WorldNetDaily, it seem, just can't stop publishing bogus articles about the 2020 election. Bob Unruh did so in a June 14 article:

An elections official in Georgia has admitted that "a few" legally required forms documenting the chain of custody for ballots during the 2020 presidential election are missing, blaming the significant problem on the fact some "core personnel" were quarantined due to positive COVID-19 tests at the time.

But actually, a report in the Georgia Star News reveals that 385 official transfer forms, of an estimated 1,565 that would have been present in Fulton County, are missing.

"The total number of absentee ballots whose chain of custody was purportedly documented in these 385 missing Fulton County absentee ballot transfer forms was 18,901, more than 6,000 votes greater than the less than 12,000 vote margin of Biden’s certified victory in the state," the report said.

The report explained the "stunning admission" about the missing documents came from Mariska Bodison, of the Fulton County Registration & Elections office.

As it turns out, that's not true. As a fact-checker found:

Earlier this week, a pro-Trump media outlet that has amplified calls for a so-called quot;forensic audit" of the election kicked off a firestorm of criticism, asserting the county was missing 385 absentee ballot transfer forms used to document how many ballots were retrieved from drop boxes daily and suggesting the provenance of nearly 19,000 ballots were questionable.

This comes from an ongoing open records request that the ;Georgia Star News made to Fulton for all transfer forms from the Nov. 3 election.
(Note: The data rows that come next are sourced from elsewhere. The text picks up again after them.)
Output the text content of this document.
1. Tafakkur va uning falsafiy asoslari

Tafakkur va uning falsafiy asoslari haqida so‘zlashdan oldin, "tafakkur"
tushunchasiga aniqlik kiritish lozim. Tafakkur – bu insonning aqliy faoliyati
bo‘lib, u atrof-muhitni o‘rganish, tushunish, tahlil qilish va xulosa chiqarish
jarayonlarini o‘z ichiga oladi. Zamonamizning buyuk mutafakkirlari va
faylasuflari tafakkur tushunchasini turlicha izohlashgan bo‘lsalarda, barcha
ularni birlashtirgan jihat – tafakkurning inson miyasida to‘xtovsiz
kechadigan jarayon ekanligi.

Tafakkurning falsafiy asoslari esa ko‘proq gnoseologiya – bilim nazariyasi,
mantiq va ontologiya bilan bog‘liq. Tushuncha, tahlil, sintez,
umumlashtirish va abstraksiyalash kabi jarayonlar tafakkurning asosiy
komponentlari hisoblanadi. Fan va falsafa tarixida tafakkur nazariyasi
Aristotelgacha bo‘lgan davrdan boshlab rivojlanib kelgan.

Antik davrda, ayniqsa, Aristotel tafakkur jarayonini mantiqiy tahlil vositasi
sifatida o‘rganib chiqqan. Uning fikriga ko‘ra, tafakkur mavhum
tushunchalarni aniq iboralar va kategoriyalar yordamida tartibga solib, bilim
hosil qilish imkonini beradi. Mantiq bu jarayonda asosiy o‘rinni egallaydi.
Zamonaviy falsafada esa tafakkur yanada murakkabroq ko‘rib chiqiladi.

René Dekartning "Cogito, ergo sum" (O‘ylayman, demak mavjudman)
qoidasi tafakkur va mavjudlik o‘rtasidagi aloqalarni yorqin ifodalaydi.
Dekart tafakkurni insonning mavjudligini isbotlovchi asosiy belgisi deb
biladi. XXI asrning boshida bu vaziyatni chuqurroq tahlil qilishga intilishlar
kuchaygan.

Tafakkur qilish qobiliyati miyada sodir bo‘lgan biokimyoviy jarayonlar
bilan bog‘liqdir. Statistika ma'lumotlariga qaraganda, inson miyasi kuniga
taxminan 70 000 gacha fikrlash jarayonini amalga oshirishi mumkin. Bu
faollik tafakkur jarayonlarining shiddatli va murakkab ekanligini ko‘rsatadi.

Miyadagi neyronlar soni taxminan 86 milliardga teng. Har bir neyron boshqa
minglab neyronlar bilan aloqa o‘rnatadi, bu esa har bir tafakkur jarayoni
The media outlet only received a portion of Fulton's forms. 

According to Georgia Star News, an elections worker emailed the outlet stating that "a few forms are missing" and that "some procedural paperwork may have been misplaced" and the county disputed that 19,000 ballots were unaccounted for. 

Then, the story published and rocketed across the pro-Trump mediasphere, prompting Republican Secretary of State Brad Raffensperger (who faces his own pro-Trump primary challenge from election denier Rep. Jody Hice) to announce an investigation in the county's actions and further fanning the flames.
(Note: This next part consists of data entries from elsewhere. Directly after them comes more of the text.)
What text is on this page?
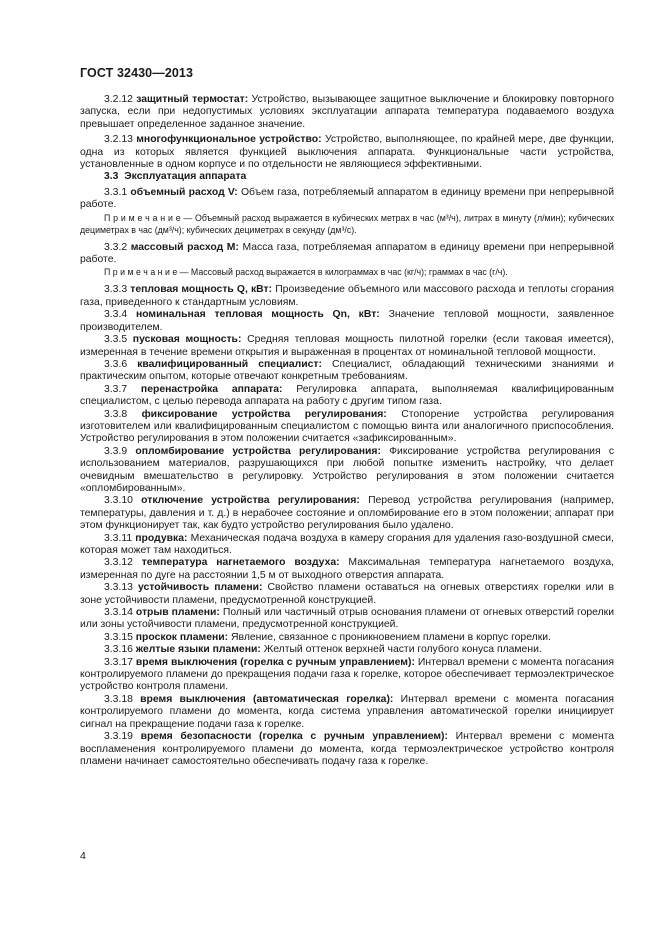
ГОСТ 32430—2013

3.2.12 защитный термостат: Устройство, вызывающее защитное выключение и блокировку повторного запуска, если при недопустимых условиях эксплуатации аппарата температура подаваемого воздуха превышает определенное заданное значение.

3.2.13 многофункциональное устройство: Устройство, выполняющее, по крайней мере, две функции, одна из которых является функцией выключения аппарата. Функциональные части устройства, установленные в одном корпусе и по отдельности не являющиеся эффективными.

3.3 Эксплуатация аппарата

3.3.1 объемный расход V: Объем газа, потребляемый аппаратом в единицу времени при непрерывной работе.

П р и м е ч а н и е — Объемный расход выражается в кубических метрах в час (м³/ч), литрах в минуту (л/мин); кубических дециметрах в час (дм³/ч); кубических дециметрах в секунду (дм³/с).

3.3.2 массовый расход M: Масса газа, потребляемая аппаратом в единицу времени при непрерывной работе.

П р и м е ч а н и е — Массовый расход выражается в килограммах в час (кг/ч); граммах в час (г/ч).

3.3.3 тепловая мощность Q, кВт: Произведение объемного или массового расхода и теплоты сгорания газа, приведенного к стандартным условиям.

3.3.4 номинальная тепловая мощность Qn, кВт: Значение тепловой мощности, заявленное производителем.

3.3.5 пусковая мощность: Средняя тепловая мощность пилотной горелки (если таковая имеется), измеренная в течение времени открытия и выраженная в процентах от номинальной тепловой мощности.

3.3.6 квалифицированный специалист: Специалист, обладающий техническими знаниями и практическим опытом, которые отвечают конкретным требованиям.

3.3.7 перенастройка аппарата: Регулировка аппарата, выполняемая квалифицированным специалистом, с целью перевода аппарата на работу с другим типом газа.

3.3.8 фиксирование устройства регулирования: Стопорение устройства регулирования изготовителем или квалифицированным специалистом с помощью винта или аналогичного приспособления. Устройство регулирования в этом положении считается «зафиксированным».

3.3.9 опломбирование устройства регулирования: Фиксирование устройства регулирования с использованием материалов, разрушающихся при любой попытке изменить настройку, что делает очевидным вмешательство в регулировку. Устройство регулирования в этом положении считается «опломбированным».

3.3.10 отключение устройства регулирования: Перевод устройства регулирования (например, температуры, давления и т. д.) в нерабочее состояние и опломбирование его в этом положении; аппарат при этом функционирует так, как будто устройство регулирования было удалено.

3.3.11 продувка: Механическая подача воздуха в камеру сгорания для удаления газо-воздушной смеси, которая может там находиться.

3.3.12 температура нагнетаемого воздуха: Максимальная температура нагнетаемого воздуха, измеренная по дуге на расстоянии 1,5 м от выходного отверстия аппарата.

3.3.13 устойчивость пламени: Свойство пламени оставаться на огневых отверстиях горелки или в зоне устойчивости пламени, предусмотренной конструкцией.

3.3.14 отрыв пламени: Полный или частичный отрыв основания пламени от огневых отверстий горелки или зоны устойчивости пламени, предусмотренной конструкцией.

3.3.15 проскок пламени: Явление, связанное с проникновением пламени в корпус горелки.

3.3.16 желтые языки пламени: Желтый оттенок верхней части голубого конуса пламени.

3.3.17 время выключения (горелка с ручным управлением): Интервал времени с момента погасания контролируемого пламени до прекращения подачи газа к горелке, которое обеспечивает термоэлектрическое устройство контроля пламени.

3.3.18 время выключения (автоматическая горелка): Интервал времени с момента погасания контролируемого пламени до момента, когда система управления автоматической горелки инициирует сигнал на прекращение подачи газа к горелке.

3.3.19 время безопасности (горелка с ручным управлением): Интервал времени с момента воспламенения контролируемого пламени до момента, когда термоэлектрическое устройство контроля пламени начинает самостоятельно обеспечивать подачу газа к горелке.

4
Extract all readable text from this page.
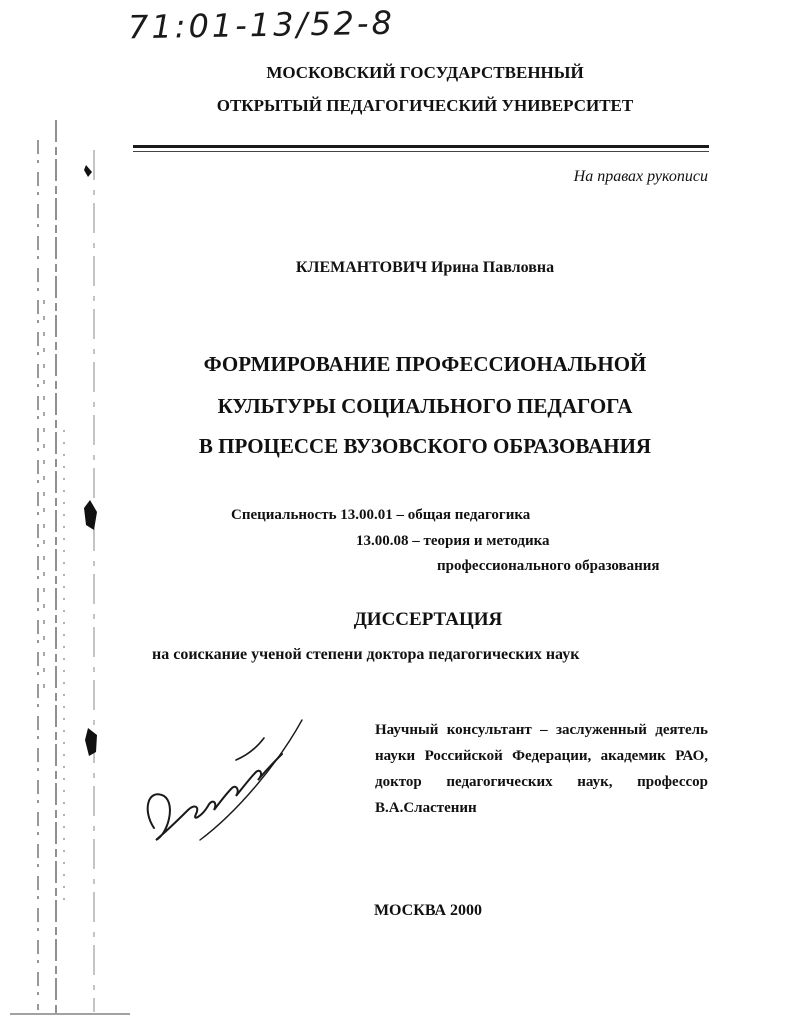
71:01-13/52-8
МОСКОВСКИЙ ГОСУДАРСТВЕННЫЙ
ОТКРЫТЫЙ ПЕДАГОГИЧЕСКИЙ УНИВЕРСИТЕТ
На правах рукописи
КЛЕМАНТОВИЧ Ирина Павловна
ФОРМИРОВАНИЕ ПРОФЕССИОНАЛЬНОЙ
КУЛЬТУРЫ СОЦИАЛЬНОГО ПЕДАГОГА
В ПРОЦЕССЕ ВУЗОВСКОГО ОБРАЗОВАНИЯ
Специальность 13.00.01 – общая педагогика
13.00.08 – теория и методика
профессионального образования
ДИССЕРТАЦИЯ
на соискание ученой степени доктора педагогических наук
Научный консультант – заслуженный деятель науки Российской Федерации, академик РАО, доктор педагогических наук, профессор В.А.Сластенин
МОСКВА 2000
But after GPB News asked the county Monday about the forms not included in the Georgia Star's records request, elections staff located all but eight of the more than 1,500 forms, sent them to state investigators and provided them to GPB News on a flash drive.
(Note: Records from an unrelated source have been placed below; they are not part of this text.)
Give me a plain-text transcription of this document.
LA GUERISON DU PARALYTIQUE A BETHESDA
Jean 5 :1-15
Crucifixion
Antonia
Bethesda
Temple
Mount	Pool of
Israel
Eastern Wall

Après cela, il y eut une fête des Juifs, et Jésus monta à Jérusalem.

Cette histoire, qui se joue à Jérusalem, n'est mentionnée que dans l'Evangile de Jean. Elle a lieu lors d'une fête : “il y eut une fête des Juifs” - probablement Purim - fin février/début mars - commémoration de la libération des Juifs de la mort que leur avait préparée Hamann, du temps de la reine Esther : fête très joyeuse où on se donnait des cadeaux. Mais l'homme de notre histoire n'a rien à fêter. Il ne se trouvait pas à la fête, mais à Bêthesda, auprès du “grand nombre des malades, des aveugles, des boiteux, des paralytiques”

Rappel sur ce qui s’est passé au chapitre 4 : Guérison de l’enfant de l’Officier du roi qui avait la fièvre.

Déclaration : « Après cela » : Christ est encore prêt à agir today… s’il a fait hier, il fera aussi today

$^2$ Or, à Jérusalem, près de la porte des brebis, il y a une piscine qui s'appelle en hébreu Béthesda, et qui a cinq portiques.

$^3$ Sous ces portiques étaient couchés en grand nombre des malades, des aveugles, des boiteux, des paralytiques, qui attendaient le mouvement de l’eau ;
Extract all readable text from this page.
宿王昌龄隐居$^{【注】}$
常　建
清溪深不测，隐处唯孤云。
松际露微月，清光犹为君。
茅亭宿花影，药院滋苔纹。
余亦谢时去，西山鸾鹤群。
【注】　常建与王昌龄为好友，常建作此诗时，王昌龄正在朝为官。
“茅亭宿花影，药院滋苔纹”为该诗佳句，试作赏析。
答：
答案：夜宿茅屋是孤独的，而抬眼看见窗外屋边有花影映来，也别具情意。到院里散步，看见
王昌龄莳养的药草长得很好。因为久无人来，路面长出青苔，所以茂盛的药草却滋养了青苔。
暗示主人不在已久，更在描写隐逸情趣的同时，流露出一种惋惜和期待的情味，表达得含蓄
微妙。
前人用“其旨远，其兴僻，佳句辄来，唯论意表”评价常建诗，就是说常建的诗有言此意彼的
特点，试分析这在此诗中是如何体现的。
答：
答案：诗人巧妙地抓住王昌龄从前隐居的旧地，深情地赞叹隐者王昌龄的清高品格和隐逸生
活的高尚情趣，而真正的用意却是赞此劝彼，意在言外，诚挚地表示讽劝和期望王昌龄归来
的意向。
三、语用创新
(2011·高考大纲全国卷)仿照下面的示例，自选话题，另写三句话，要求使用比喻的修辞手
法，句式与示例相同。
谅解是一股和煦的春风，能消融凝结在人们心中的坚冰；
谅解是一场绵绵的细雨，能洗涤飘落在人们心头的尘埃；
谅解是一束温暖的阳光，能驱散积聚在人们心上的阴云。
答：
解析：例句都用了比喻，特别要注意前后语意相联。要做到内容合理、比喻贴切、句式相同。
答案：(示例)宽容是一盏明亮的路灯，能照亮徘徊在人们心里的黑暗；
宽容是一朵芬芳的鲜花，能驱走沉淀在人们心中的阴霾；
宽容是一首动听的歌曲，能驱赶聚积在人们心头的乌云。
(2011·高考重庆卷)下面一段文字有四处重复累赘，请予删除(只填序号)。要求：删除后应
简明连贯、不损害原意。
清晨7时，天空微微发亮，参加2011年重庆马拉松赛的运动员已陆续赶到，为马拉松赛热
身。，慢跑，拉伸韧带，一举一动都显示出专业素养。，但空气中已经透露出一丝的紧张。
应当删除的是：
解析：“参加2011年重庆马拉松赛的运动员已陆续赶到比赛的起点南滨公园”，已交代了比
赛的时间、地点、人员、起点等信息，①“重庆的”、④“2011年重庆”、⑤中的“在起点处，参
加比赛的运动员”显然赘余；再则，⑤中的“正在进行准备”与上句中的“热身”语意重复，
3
Unruh has not updated his article with the facts, nor has he written a follow-up that debunks this story.Unruh also didn't mention the hard-right bias of the Georgia Star News -- none other than Steve Bannon endorsed the operation, part of a network of state-level websites, as "very MAGA, very American First" -- which means it lacks credibility. Not a good sign when you're trying to convince people you're credible so they give you money so you don't go out of business.